Именно благодаря профессору Ди Риенце мне вскоре предстояло начать учиться на литературном факультете.
А сейчас, сидя на краю кровати, я размышляла о том, есть ли смысл убегать от своей судьбы. Может, Магдалина права и мне лучше найти работу и зарабатывать деньги, чтобы помогать семье. Я скрестила ноги и посмотрела прямо перед собой, нехотя, с трудом готовясь встречать новый день. Вспомнила слова, которые бабушка сказала незадолго до смерти, о том, что внутри меня есть дурное семя, которое я могу использовать для защиты. Вероятно, оно защищало меня не от других людей, а от собственных снов.
Мне надо было увидеть Микеле, потребовать объяснений, плюнуть ему в лицо. Я осмотрелась и задержалась взглядом на пустой кровати братьев, ритмично и медленно моргая, как младенец. Я чувствовала себя одинокой. С кухни доносился аромат шоколадного торта, сладкие ноты с привкусом корицы. Только мама могла решить испечь торт после такого несчастья. Она поцеловала меня, когда увидела.
— Ты рано проснулась! — И продолжила подпевать Бальони по радио.
У меня появилось отчетливое чувство, что случившееся ее порадовало. Возможно, глубоко в душе она наивно надеялась, что папа действительно изменит свою жизнь и превратится в другого человека. Я быстро, без аппетита поела, поглощенная собственными мыслями.
— Куда ты идешь в такую рань?
— В университет, — соврала я, — узнать о начале занятий.
Мама вздохнула два-три раза.
— Ах, моя девочка идет в университет! Бабушка гордилась бы тобой. — И она снова нагнулась поцеловать меня.
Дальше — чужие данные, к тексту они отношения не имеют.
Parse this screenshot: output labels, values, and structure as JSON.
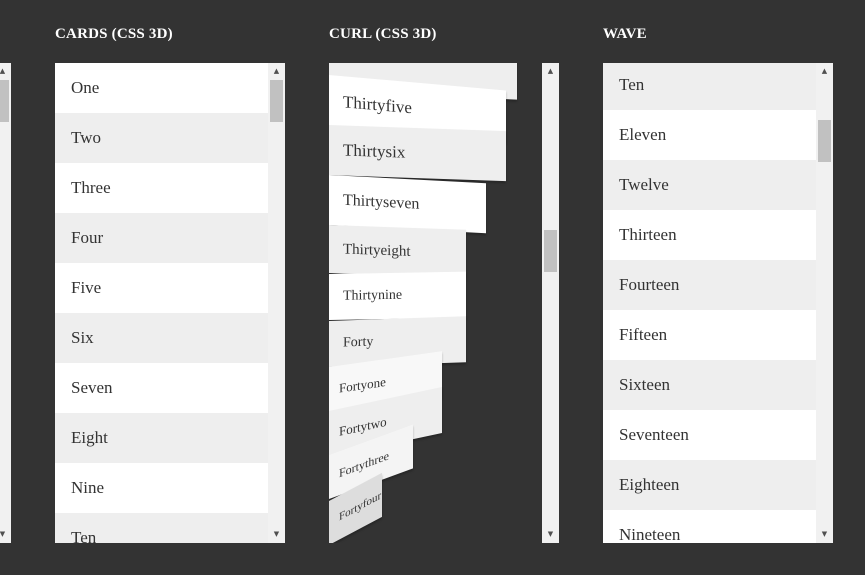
{
  "headings": {
    "cards": "CARDS (CSS 3D)",
    "curl": "CURL (CSS 3D)",
    "wave": "WAVE"
  },
  "cards": {
    "items": [
      "One",
      "Two",
      "Three",
      "Four",
      "Five",
      "Six",
      "Seven",
      "Eight",
      "Nine",
      "Ten"
    ]
  },
  "curl": {
    "items": [
      "Thirtyfive",
      "Thirtysix",
      "Thirtyseven",
      "Thirtyeight",
      "Thirtynine",
      "Forty",
      "Fortyone",
      "Fortytwo",
      "Fortythree",
      "Fortyfour"
    ]
  },
  "wave": {
    "items": [
      "Ten",
      "Eleven",
      "Twelve",
      "Thirteen",
      "Fourteen",
      "Fifteen",
      "Sixteen",
      "Seventeen",
      "Eighteen",
      "Nineteen"
    ]
  },
  "icons": {
    "scroll_up": "triangle-up",
    "scroll_down": "triangle-down"
  },
  "colors": {
    "background": "#333333",
    "row_light": "#ffffff",
    "row_dark": "#eeeeee",
    "text": "#333333",
    "heading": "#ffffff"
  }
}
Я шла по переулкам, вспоминая, как в детстве шпионила за Николой Бескровным и ждала, что он у меня на глазах превратится в отвратительное чудовище с огненным языком и змеями вместо волос. Оставалось надеяться, что Микеле все еще живет в том же доме. Я больше не искала его и, по сути, ничего о нем не знала. Мне сразу бросились в глаза фасад, совсем недавно выкрашенный в белый цвет, новые рамы, цветущие растения на подоконниках. Дом полностью отремонтировали. Я постучала, пытаясь сглотнуть слюну, сушившую гортань и мешавшую дышать. Мне открыла дверь красивая, ухоженная женщина. Я отчаянно пыталась вспомнить, кто это, и едва узнала маму Микеле. Прическа у нее была как у куклы Барби, черное ожерелье на шее подчеркивало темные глаза. Длинные ногти покрыты ярко-красным лаком, того же оттенка помада на губах. Мать Бескровных тоже изменилась с тех пор, как я видела ее в последний раз. Я сразу заметила контраст между гладкой светлой кожей лица и тонкими морщинистыми руками, единственной видимой деталью, которая выдавала ее возраст.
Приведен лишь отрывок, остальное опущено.